February 25, 2008

On Submission

Last week, George Carty asked a good question in a comment on one of my blog posts:

Given that Westerners prize their individual freedom, is it not to be expected that they'd fear a religion whose very name means "submission"?

And I responded:

If this is truly the case, then it's for lack of understanding of what "submission" in Islam truly means. Not that that's anything new, misunderstanding Islam, that is.

George's question gave me a lot of thought for a couple days as I thought about how to respond to it more fully. The simple fact of the matter is that to become a Muslim, to submit to the will of Allah (swt), is not only completely compatible with individual freedom, but the decision to submit can only be done with complete freedom by the individual to make such a decision. Muslims point out time and time again,

Let there be no compulsion in religion: Truth stands out clear from Error: whoever rejects evil and believes in Allah hath grasped the most trustworthy hand-hold that never breaks. And Allah heareth and knoweth all things. (2:256)

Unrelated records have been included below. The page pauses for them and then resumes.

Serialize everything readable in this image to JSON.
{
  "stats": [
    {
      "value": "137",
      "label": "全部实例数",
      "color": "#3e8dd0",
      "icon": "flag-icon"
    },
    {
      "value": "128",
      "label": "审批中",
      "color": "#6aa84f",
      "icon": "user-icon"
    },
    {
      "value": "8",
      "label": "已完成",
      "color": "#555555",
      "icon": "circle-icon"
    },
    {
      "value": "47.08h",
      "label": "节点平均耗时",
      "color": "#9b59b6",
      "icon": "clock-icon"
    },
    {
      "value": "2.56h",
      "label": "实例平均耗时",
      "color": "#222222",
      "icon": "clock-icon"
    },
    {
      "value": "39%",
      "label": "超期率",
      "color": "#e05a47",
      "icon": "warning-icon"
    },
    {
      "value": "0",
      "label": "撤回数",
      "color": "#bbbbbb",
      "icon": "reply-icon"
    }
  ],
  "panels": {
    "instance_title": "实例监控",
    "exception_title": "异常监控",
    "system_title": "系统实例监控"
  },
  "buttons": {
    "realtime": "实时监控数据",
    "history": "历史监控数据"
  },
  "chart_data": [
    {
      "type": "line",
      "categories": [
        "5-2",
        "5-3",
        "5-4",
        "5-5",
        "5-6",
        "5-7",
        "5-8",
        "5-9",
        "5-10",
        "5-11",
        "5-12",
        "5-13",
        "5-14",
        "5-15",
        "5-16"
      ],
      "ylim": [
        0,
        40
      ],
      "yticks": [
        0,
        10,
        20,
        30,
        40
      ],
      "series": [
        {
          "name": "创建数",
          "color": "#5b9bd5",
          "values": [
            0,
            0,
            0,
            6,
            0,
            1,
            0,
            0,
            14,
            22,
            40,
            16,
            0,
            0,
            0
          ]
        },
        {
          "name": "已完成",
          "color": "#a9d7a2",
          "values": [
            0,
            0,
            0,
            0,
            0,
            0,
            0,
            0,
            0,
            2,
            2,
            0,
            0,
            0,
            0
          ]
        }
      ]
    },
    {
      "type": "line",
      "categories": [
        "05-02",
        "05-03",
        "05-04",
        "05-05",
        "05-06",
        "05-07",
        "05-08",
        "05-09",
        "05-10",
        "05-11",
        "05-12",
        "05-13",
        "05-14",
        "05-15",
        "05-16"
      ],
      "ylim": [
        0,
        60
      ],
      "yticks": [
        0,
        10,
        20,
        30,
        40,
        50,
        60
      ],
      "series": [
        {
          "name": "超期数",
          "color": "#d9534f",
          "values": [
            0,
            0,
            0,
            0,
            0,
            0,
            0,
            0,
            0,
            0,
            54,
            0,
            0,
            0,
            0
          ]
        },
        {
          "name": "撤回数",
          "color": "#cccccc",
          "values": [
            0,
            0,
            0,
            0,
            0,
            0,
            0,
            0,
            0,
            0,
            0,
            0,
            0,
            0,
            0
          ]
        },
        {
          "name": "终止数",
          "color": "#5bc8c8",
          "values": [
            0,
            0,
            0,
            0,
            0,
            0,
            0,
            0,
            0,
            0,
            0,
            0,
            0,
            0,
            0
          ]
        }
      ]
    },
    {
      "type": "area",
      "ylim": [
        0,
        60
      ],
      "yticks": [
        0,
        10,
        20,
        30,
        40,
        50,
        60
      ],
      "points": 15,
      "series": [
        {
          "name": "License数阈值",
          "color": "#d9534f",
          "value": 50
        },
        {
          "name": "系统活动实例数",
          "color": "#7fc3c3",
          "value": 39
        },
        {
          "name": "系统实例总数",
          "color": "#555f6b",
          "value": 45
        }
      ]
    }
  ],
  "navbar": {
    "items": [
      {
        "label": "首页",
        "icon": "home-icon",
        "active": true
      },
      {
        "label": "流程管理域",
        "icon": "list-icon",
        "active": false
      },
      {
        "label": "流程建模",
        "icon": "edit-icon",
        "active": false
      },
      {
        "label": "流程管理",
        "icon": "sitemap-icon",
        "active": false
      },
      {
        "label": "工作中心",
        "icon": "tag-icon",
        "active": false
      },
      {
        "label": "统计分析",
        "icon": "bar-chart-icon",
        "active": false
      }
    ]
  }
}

One cannot sincerely choose to join any religion unless one has complete freedom to make their own personal choice.

Be that as it may, once one becomes a Muslim, there are certain rules, duties and obligations one is expected to follow. Many of these are "non-negotiable." Muslims are expected to follow the five pillars of Islam as best they can. We are expected to obey the Qur'an and Sunnah of the Prophet Muhammad (pbuh) as best we can. What makes these obligations so frightening for many people is that they touch upon fundamental lifestyle issues: what we eat, what clothes we wear, how we live their lives. These people are not comfortable with making wholesale changes to their lives. And even Muslims tell new reverts to Islam: "Go slow. Take your time." We know that we ask a lot from people when they return to Islam. But, likewise, a Muslim whose faith continues to grow will want to make those changes in his or her life. He or she will want to obey those rules and fulfill those duties as best he or she can. As Yusuf Ali often pointed out in his commentary, when the Qur'an says that we should "fear Allah" (swt), this is not out of any fear from punishment (such as hell fire), but from a fear of doing anything that might be displeasing to Allah (swt). To "fear" Allah (swt) really means to love Him. We want Allah (swt) to be pleased with our faith and conduct in our daily lives. Muhammad's (pbuh) proudest title was that of "Slave of Allah" (swt) - Abdullah - and this title can only be obtained from the voluntary, conscious decision to submit to the will of Allah (swt), and not to be compelled or coerced into such a "belief."

In that regard, yes, non-Muslims often don't have a clue when they hear that Islam means "submission." This is not the submission of a human slave to a human master. That connotation is completely false with respect to Islam. Muslims submit to Allah (swt) because of their love for Him. As the above ayah points out, he who "believes in Allah (swt) has grasped the most trustworthy handhold that never breaks." Who would not want to cling to such a handhold?


Kay said...

said perfectly

JDsg said...

Thank you.

BTW, I'm sorry to read about your recent breakup. FWIW, both Milady and I had gone through painful breakups as well prior to meeting each other. But we both got over the pain, and Saturday will be our fifth wedding anniversary, insha'allah. So keep things in perspective as best you can.

Kay said...

Congrats on your wedding anniversary :-D.

I think what is happening to me is for the best, and I'll be able to understand everything better later down the road. Time can make things heal. Thanks.